Bergdahl was not a hostage held by ordinary terrorists. He was a soldier captured in war. The U.S. can make deals to secure the return of prisoners without relinquishing our general policy of not negotiating with terrorists.

A further objection is that this deal will encourage the Taliban to capture more American soldiers. But the Taliban need no incentives to try to capture U.S. service members. Any chance they get, they will take -- regardless of how the U.S. dealt with the Bergdahl release.

Finally, some Republicans in Congress object that the deal was illegal, because the administration is required by statute to give Congress 30 days notice before transferring prisoners from Guantanamo, but failed to do so.

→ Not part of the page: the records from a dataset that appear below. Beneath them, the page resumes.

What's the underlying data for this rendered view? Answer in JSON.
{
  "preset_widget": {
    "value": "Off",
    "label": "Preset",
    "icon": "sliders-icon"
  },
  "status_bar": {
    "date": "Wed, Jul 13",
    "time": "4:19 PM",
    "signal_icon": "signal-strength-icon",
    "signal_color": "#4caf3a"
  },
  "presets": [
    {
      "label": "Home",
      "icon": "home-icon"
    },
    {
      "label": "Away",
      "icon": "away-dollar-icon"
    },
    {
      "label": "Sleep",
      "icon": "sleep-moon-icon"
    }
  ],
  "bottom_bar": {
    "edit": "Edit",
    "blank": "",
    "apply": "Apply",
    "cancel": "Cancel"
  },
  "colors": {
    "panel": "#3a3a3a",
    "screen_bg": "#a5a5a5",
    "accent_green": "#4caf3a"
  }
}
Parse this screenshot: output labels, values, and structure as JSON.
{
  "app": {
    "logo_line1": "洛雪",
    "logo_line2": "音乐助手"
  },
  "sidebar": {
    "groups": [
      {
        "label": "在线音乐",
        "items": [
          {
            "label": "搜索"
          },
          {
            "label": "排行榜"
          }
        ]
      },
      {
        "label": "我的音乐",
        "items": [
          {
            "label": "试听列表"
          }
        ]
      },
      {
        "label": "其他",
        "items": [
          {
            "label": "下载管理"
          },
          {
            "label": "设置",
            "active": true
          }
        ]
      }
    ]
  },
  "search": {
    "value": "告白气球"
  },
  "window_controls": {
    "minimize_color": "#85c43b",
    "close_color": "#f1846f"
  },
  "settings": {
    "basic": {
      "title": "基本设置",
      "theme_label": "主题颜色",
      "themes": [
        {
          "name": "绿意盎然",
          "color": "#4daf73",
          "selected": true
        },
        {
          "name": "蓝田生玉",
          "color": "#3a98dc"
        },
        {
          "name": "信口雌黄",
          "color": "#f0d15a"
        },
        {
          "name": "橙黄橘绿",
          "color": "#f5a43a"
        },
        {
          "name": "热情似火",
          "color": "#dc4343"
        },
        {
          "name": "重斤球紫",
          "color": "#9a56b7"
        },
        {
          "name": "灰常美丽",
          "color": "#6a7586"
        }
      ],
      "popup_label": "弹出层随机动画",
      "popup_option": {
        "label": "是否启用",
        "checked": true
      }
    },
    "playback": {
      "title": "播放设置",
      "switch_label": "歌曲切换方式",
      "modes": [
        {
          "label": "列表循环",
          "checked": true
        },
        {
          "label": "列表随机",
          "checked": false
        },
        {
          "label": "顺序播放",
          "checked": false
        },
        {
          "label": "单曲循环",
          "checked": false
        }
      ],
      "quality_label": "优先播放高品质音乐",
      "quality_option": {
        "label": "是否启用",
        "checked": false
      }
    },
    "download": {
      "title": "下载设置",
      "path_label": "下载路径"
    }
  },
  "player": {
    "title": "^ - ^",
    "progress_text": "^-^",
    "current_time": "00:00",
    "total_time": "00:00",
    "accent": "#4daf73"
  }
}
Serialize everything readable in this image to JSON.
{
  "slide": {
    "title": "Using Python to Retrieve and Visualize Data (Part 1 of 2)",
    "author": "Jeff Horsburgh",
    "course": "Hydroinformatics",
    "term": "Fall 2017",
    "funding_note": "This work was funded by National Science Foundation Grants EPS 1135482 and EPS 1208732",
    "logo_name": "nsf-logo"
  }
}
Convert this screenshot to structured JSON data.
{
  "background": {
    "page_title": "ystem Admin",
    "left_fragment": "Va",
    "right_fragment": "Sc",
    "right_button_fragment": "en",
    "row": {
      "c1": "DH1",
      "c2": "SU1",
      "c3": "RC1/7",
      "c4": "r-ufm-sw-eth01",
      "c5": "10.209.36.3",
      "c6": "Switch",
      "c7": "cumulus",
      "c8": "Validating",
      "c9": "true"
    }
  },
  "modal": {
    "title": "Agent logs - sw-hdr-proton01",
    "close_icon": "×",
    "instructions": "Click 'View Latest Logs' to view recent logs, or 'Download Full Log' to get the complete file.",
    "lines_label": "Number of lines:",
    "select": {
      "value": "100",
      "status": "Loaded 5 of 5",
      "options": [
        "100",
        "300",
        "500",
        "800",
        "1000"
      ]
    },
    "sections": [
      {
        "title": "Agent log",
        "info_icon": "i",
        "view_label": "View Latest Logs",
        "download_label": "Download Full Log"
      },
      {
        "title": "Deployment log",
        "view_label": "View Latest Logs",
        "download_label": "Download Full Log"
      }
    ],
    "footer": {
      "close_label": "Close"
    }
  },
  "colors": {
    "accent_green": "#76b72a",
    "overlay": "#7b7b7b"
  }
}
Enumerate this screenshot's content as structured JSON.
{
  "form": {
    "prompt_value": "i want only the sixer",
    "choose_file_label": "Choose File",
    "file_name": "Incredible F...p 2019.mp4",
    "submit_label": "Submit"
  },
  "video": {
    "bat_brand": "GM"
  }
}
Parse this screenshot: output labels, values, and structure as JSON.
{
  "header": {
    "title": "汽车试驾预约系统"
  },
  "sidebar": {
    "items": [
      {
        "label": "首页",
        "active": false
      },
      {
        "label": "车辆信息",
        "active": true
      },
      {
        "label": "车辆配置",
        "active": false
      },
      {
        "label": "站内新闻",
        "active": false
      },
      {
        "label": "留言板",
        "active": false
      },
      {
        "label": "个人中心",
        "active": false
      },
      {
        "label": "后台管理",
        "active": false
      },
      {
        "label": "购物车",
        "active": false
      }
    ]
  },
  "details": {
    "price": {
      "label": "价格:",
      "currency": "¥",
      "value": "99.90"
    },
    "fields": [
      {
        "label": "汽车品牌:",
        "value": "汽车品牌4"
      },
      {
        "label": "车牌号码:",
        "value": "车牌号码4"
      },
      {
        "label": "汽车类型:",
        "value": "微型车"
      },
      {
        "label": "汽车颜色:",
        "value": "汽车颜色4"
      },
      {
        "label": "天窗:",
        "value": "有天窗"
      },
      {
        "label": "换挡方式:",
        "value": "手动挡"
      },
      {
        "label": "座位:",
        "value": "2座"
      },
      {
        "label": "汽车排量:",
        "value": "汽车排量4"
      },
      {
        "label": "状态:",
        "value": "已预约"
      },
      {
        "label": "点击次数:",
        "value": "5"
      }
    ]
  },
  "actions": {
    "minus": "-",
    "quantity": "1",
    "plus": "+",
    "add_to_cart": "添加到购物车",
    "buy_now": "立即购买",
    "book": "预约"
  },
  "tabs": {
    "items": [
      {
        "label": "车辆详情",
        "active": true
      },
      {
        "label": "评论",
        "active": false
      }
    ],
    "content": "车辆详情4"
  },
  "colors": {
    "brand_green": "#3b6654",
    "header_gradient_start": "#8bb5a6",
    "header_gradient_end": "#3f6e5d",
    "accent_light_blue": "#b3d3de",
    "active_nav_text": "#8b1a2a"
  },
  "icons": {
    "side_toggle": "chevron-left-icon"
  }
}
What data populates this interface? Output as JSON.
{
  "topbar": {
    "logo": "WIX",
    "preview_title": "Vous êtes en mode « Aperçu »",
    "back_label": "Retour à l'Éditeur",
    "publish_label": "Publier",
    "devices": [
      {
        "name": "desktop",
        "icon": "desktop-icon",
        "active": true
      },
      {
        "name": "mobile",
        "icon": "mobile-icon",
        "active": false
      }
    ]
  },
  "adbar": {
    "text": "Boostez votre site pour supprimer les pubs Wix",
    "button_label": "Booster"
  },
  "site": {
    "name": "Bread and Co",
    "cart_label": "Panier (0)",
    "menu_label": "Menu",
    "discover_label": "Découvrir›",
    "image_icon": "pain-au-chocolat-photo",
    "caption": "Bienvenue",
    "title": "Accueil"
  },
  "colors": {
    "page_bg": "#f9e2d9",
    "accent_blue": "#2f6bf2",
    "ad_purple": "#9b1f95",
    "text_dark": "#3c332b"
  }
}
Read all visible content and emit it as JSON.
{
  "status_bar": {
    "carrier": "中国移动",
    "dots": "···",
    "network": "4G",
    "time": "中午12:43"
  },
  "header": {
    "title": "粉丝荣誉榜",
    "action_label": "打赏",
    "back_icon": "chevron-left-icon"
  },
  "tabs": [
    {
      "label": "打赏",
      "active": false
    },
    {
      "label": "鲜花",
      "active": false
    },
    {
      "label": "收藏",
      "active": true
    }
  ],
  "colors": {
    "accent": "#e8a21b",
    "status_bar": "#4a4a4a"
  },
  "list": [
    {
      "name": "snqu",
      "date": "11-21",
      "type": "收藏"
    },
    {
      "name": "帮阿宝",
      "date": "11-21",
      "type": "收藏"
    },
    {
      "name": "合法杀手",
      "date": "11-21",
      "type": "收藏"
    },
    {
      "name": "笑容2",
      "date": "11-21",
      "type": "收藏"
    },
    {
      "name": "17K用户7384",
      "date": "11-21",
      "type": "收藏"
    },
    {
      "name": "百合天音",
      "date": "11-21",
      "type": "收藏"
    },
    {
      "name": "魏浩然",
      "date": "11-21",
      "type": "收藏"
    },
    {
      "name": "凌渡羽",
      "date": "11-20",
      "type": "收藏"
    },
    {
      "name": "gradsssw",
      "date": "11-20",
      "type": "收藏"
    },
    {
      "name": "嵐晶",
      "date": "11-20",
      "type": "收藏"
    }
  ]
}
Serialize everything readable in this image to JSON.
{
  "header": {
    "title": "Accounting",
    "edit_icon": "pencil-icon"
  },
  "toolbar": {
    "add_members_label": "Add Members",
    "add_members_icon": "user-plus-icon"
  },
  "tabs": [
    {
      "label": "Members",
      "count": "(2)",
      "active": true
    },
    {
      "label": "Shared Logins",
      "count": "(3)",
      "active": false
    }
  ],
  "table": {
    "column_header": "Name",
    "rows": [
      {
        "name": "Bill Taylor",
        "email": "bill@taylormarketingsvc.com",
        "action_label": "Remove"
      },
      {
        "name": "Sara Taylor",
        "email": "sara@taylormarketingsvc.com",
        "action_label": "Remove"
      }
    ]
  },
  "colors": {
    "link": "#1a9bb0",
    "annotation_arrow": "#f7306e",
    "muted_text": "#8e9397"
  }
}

The administration counters that there was no time for delay without risking Bergdahl's life, and that in these circumstances, the President's constitutional powers as commander in chief entitled him to override the statute. Although the point is debatable as a matter of law, in my view the administration wins the argument.

Aside from the prisoner swap for Bergdahl, there remains a larger question: Is the continued detention of 149 prisoners at Guantanamo (following the release of the five Taliban) in the national security interest of the United States? Sixty or so are Yemenis who have long been cleared for release, because they are deemed not to pose a threat to the U.S. The administration keeps them in Guantanamo only because of unrest in Yemen. Other prisoners are detained indefinitely, with no prospect for trial or release. Still other prisoners, who face criminal charges, are or will be tried by military commissions that fall short of minimum international standards of fair trial.

Both as symbol and in substance, Guantanamo thus remains a gaping wound in U.S. credibility. When we criticize Russia or China for violating international law, each has a ready retort: The U.S. violates international law at Guantanamo. Even our allies see us as hypocrites. At a time when our "hard power" is in decline, in both absolute terms (a shrinking military) and relative terms (versus mounting Chinese power), Guantanamo undermines American "soft power" -- when we need it more than ever.

Guantanamo has too long been treated as a domestic political football. It is past time to recognize that the price of continuing this game into overtime is too high.